Vitamina D, o parceiro do treino
A vitamina D atua no músculo e no equilíbrio, e sua reposição na faixa de 800 a 1.000 unidades por dia reduz o risco de queda em quem tem deficiência 6. A dose certa e a necessidade de suplementar dependem de exame de sangue e são decisão do médico, mas o tema vale a pena levar à consulta, sobretudo quando já existe histórico de queda ou pouca exposição ao sol.
Quando o apetite falha
Antes de simplesmente oferecer mais comida, vale investigar por que o apetite caiu. Efeito colateral de medicamentos, depressão, dificuldade de mastigar ou engolir, prótese dentária mal ajustada e dietas restritivas mantidas sem revisão, como as de pouco sal ou pouca gordura, são causas comuns e tratáveis.

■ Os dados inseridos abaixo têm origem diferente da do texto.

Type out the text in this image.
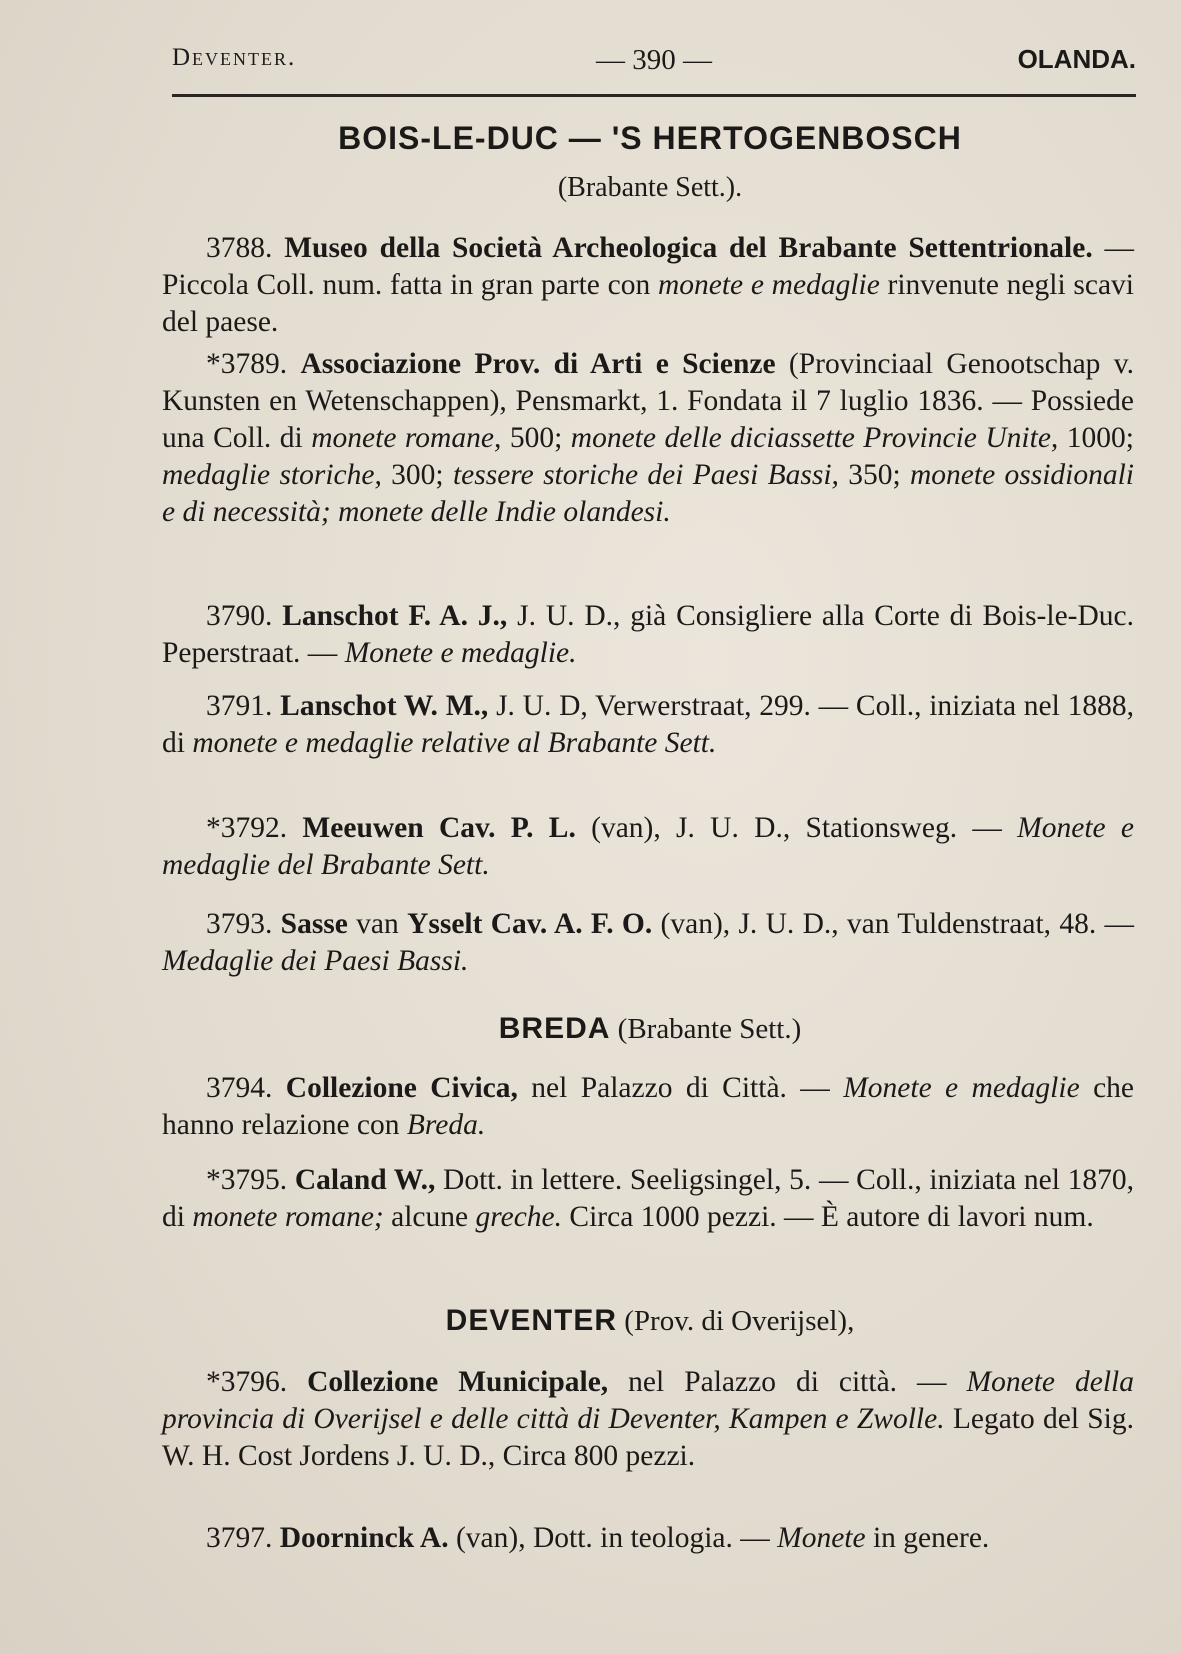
Deventer.	— 390 —	OLANDA.
BOIS-LE-DUC — 'S HERTOGENBOSCH
(Brabante Sett.).
3788. Museo della Società Archeologica del Brabante Settentrionale. — Piccola Coll. num. fatta in gran parte con monete e medaglie rinvenute negli scavi del paese.
*3789. Associazione Prov. di Arti e Scienze (Provinciaal Genootschap v. Kunsten en Wetenschappen), Pensmarkt, 1. Fondata il 7 luglio 1836. — Possiede una Coll. di monete romane, 500; monete delle diciassette Provincie Unite, 1000; medaglie storiche, 300; tessere storiche dei Paesi Bassi, 350; monete ossidionali e di necessità; monete delle Indie olandesi.
3790. Lanschot F. A. J., J. U. D., già Consigliere alla Corte di Bois-le-Duc. Peperstraat. — Monete e medaglie.
3791. Lanschot W. M., J. U. D, Verwerstraat, 299. — Coll., iniziata nel 1888, di monete e medaglie relative al Brabante Sett.
*3792. Meeuwen Cav. P. L. (van), J. U. D., Stationsweg. — Monete e medaglie del Brabante Sett.
3793. Sasse van Ysselt Cav. A. F. O. (van), J. U. D., van Tuldenstraat, 48. — Medaglie dei Paesi Bassi.
BREDA (Brabante Sett.)
3794. Collezione Civica, nel Palazzo di Città. — Monete e medaglie che hanno relazione con Breda.
*3795. Caland W., Dott. in lettere. Seeligsingel, 5. — Coll., iniziata nel 1870, di monete romane; alcune greche. Circa 1000 pezzi. — È autore di lavori num.
DEVENTER (Prov. di Overijsel),
*3796. Collezione Municipale, nel Palazzo di città. — Monete della provincia di Overijsel e delle città di Deventer, Kampen e Zwolle. Legato del Sig. W. H. Cost Jordens J. U. D., Circa 800 pezzi.
3797. Doorninck A. (van), Dott. in teologia. — Monete in genere.
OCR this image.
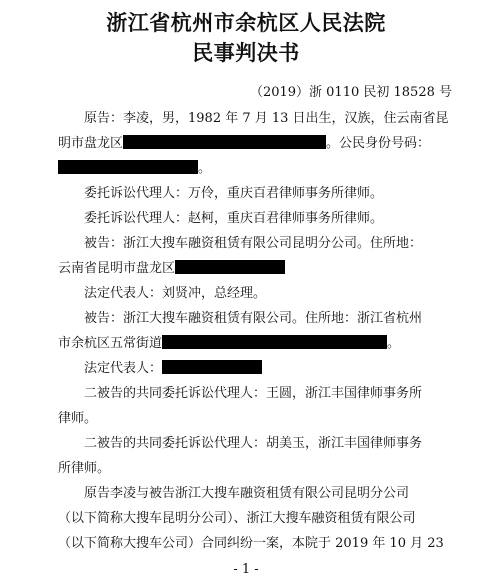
浙江省杭州市余杭区人民法院
民事判决书
（2019）浙 0110 民初 18528 号
原告：李凌，男，1982 年 7 月 13 日出生，汉族，住云南省昆
明市盘龙区	。公民身份号码：
。
委托诉讼代理人：万伶，重庆百君律师事务所律师。
委托诉讼代理人：赵柯，重庆百君律师事务所律师。
被告：浙江大搜车融资租赁有限公司昆明分公司。住所地：
云南省昆明市盘龙区
法定代表人：刘贤冲，总经理。
被告：浙江大搜车融资租赁有限公司。住所地：浙江省杭州
市余杭区五常街道	。
法定代表人：
二被告的共同委托诉讼代理人：王圆，浙江丰国律师事务所
律师。
二被告的共同委托诉讼代理人：胡美玉，浙江丰国律师事务
所律师。
原告李凌与被告浙江大搜车融资租赁有限公司昆明分公司
（以下简称大搜车昆明分公司）、浙江大搜车融资租赁有限公司
（以下简称大搜车公司）合同纠纷一案，本院于 2019 年 10 月 23
- 1 -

O tema da mastigação e da deglutição aparece com detalhe em disfagia no idoso, e o dos remédios em polifarmácia no idoso.

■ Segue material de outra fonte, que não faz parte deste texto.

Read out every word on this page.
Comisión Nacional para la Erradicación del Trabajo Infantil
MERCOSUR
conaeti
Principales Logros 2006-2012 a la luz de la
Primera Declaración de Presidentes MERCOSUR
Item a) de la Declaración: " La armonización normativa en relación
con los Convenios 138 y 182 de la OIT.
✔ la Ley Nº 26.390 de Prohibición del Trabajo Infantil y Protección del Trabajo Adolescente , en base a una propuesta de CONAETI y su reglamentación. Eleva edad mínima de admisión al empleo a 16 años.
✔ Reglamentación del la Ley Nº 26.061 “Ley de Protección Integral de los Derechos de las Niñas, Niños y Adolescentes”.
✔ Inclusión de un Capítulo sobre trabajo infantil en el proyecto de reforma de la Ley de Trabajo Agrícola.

Quando a alimentação pelo prato não fecha a meta diária, o suplemento nutricional entre as refeições ajuda a recuperar peso e reduz complicações em idosos desnutridos ou em risco 7. Ele complementa a comida, não a substitui, e a escolha do produto certo é do médico ou do nutricionista.
A internação é o momento de maior risco nutricional
Cada dia parado no hospital, somado à comida que muitas vezes o idoso mal toca, corrói a reserva muscular mais rápido do que em casa. Em pacientes internados em risco nutricional, o suporte individualizado e estruturado, iniciado cedo e ajustado à meta de proteína e calorias de cada um, melhora a recuperação e reduz complicações, comparado à dieta padrão do hospital 5. O ideal é que esse suporte nutricional já comece integrado à retomada da atividade física desde os primeiros dias, e não como uma providência isolada 3.
Da meta ao prato: por onde começar
Nenhuma dessas informações exige um plano elaborado para começar a valer. Um exame de sangue pedido pelo médico já mostra se a vitamina D está baixa. Uma conversa curta com o nutricionista revela se a meta de proteína está sendo cumprida ao longo do dia ou concentrada numa refeição só. E em casa, três observações simples já contam muito: se o prato volta cheio ou pela metade, se a balança mudou nos últimos meses, e se mastigar ou engolir ficou mais difícil do que era antes.
Nenhum desses sinais pede pressa alarmista, mas todos pedem atenção. Quanto antes a alimentação entra na conversa sobre fragilidade, maior a chance de a proteína e o treino de força trabalharem na mesma direção, em vez de um compensar o que falta ao outro.
O músculo só cresce com estímulo e matéria-prima juntos
Treino de força sem proteína suficiente gasta energia e devolve pouco. As duas partes precisam estar no plano.
Meta
De 1,2 a 1,5 g de proteína por quilo ao dia, no idoso frágil ou em risco.
Distribuição
25 a 30 g por refeição, de três a quatro vezes ao dia, não tudo de uma vez.
Acompanhamento
Peso, força e marcha medidos a cada reavaliação, junto com o treino.